One of the most basic aspects of Freud's thought is his move away from the hereditary in his thought on etiology and towards a comprehensive notion of sexuality. One might say that the biggest tendency in objections to Freud--whether they be scientific or cultural--take the form of trying to work against this move and resituate symptoms in a rich (genetic and neurophysiological) conception of heredity (one can see this in a recent article on the diagnosis of depression). And while this may be more correct--in whatever sphere, be it scientific or cultural--it must overlook a particular complication or wrinkle the direction of Freud's movement produces. Etiology, when not interpreted as a hereditary function (and interpreted in terms of sexuality), precisely calls for a rethinking of the concept of etiology. That is, it calls for the rethinking of cause, such that we can attribute the cause of a symptom with equal validity to that of heredity or psychology. In other words, Freud doesn't merely replace heredity with psychology or psycho-sexual disposition. He makes the first coextensive with the latter, such that we can never be totally sure which one is the real source of the symptoms.We find this summarized in a great early paper (written in French to the students of Charcot, who rigorously interpreted symptoms as hereditarily caused), L'hérédité et l'étiologie des névroses (1896):
Our opinion of the etiological role of heredity in nervous illnesses ought decidedly to be based on an impartial statistical examination and not on a circular argument. Until such an examination has been made we ought to believe that the existence of acquired nervous disorders is just as possible as that of hereditary ones.
-Complete Psychological Works, III, 144, my emphasis.
Because the question is no longer about where the illness originated, since it can be just equally regarded as heredity or as acquired in the course or one's individual life (that is, as psychology), the question becomes one of how the symptoms are able to originate. More precisely, it is a question of the possibility of one cause being able to show up as the other. A whole dynamic here is missed if we simply go against Freud and try to ground him again in heredity. It is not a solely psychological dynamic, either: it is precisely the transit between the physical or hereditary and the psychical that is working itself here.
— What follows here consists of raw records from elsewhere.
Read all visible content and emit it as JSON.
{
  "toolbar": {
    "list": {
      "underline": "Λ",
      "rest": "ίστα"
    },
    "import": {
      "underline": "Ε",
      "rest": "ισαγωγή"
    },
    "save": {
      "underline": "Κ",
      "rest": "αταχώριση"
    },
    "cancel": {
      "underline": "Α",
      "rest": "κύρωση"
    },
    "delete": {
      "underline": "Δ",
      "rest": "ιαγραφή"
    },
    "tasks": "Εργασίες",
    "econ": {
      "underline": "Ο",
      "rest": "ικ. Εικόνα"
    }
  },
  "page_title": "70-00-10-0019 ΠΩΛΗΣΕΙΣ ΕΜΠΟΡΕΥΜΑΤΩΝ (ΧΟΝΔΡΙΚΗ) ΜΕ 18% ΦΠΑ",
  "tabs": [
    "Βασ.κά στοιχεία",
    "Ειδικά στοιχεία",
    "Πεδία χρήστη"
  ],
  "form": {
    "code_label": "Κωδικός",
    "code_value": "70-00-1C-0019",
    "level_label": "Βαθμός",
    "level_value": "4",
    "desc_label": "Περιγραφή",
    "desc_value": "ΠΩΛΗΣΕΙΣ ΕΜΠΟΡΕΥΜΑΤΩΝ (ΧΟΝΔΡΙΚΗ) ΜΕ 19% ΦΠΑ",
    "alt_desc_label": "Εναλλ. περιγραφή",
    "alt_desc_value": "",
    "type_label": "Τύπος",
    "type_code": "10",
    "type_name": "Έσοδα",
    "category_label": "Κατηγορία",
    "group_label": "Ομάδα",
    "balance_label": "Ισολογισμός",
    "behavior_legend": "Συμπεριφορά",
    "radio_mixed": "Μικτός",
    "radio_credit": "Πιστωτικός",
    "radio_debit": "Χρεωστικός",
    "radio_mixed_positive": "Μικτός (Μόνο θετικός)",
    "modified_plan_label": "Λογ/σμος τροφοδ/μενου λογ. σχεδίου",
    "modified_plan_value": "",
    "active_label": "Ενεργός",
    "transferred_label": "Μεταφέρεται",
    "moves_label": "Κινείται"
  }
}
And this is why conversion is such a key notion for the early Freud: the ability of anything to show up in a register where it should not be (the psychical in the physical) makes analysis stop looking for the original source and approach the issue more holistically. This doesn't mean that prescribing a drug won't change things: Freud is quick to actually recommend this where we are very sure we can determine a particular illness is heredity. It is just that we have to look at symptoms as only able to show themselves in part--even when they are already parts of a whole illness. We only get parts of the parts of illnesses--this is what it means to reevaluate etiology with this critique of heredity.